Cypriot Energy Minister Natasa Pilides (L) and Israeli Energy Minister Karine Elharrar
Israeli Energy Minister Karine Elharrar held talks in Nicosia with her Cypriot counterpart, Natasa Pilides, to end a decade-long row over exploiting the reservoir in the eastern Mediterranean.
The energy ministers "agreed on the continuation of the constructive process followed for the Aphrodite and Yishai deposits issue for a fair and speedy resolution", said a commerce ministry statement.
It said working groups had made progress and that "both sides expressed optimism about the chances of a settlement and encouraged the companies involved to continue their dialogue".
Elharrar said that, due to the global energy crisis and Europe's growing gas needs, "it is in our best interest for both sides to expedite their work for a swift, transparent and fair settlement".
The Cypriot Aphrodite field and Israel's Yishai gas field expand across the maritime territory claimed by both countries.
Aphrodite, licensed to US firm Chevron, Britain's Shell, and Israeli partners -- was discovered in 2011 and is estimated to hold around 4.5 trillion cubic feet of natural gas.
A small portion of the field extends into the Yishai license in the Israeli exclusive economic zone, an obstacle complicating its development.
In March 2021, the Cypriot and Israeli energy ministers agreed to give the partners in Aphrodite and Yishai a year to conduct direct negotiations or to refer the matter to an international expert, if needed.
Over a year later, no agreement has been reached between the companies.
"Cyprus and Israel share the common vision of fully exploiting the potential of the natural gas reserves of the eastern Mediterranean, thus diversifying the sources and routes of energy to Europe," said Pilides.

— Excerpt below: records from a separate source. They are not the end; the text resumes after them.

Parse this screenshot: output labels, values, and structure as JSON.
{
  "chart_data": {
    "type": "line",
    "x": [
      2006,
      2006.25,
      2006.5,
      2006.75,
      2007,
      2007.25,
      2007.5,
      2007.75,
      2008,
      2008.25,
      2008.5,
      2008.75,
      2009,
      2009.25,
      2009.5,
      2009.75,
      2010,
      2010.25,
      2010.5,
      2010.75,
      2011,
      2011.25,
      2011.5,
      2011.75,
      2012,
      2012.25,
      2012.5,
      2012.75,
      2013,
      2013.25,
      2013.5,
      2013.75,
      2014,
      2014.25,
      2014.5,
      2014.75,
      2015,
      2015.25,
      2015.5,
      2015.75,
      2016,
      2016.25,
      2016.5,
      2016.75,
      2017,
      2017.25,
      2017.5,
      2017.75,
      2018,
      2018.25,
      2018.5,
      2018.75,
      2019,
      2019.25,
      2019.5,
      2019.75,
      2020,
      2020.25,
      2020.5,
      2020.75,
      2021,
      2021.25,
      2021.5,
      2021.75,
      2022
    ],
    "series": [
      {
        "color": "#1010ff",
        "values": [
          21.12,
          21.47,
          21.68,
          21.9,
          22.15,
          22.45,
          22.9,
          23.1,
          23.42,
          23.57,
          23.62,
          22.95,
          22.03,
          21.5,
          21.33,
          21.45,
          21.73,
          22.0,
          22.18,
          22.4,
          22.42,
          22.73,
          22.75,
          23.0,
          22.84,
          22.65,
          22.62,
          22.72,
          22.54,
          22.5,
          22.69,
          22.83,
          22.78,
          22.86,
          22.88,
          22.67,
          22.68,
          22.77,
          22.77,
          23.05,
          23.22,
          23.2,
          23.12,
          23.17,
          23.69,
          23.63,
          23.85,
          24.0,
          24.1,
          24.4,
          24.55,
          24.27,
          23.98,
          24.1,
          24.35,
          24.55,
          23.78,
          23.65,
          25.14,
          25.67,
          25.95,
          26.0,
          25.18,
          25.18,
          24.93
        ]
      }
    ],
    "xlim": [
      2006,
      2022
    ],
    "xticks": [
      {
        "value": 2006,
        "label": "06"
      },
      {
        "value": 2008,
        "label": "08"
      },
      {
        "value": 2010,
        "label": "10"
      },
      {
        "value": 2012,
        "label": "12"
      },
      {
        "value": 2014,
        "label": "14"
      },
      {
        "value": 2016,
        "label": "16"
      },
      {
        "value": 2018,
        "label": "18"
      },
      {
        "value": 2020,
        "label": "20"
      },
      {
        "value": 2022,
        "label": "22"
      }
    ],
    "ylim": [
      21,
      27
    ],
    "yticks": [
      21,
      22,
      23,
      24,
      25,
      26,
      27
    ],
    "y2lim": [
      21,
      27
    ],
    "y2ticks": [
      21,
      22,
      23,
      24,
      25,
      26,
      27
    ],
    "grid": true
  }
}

Israel and Cyprus signed an agreement to set the border between their exclusive economic waters in 2010. But no agreement has been signed to arrange the commercial development of the gas reservoirs.
It is estimated the Israeli side of Aphrodite-Yishai has 10 billion to 12 billion cubic metres of natural gas, less than the Leviathan gas field, which has an estimated 605 bcm.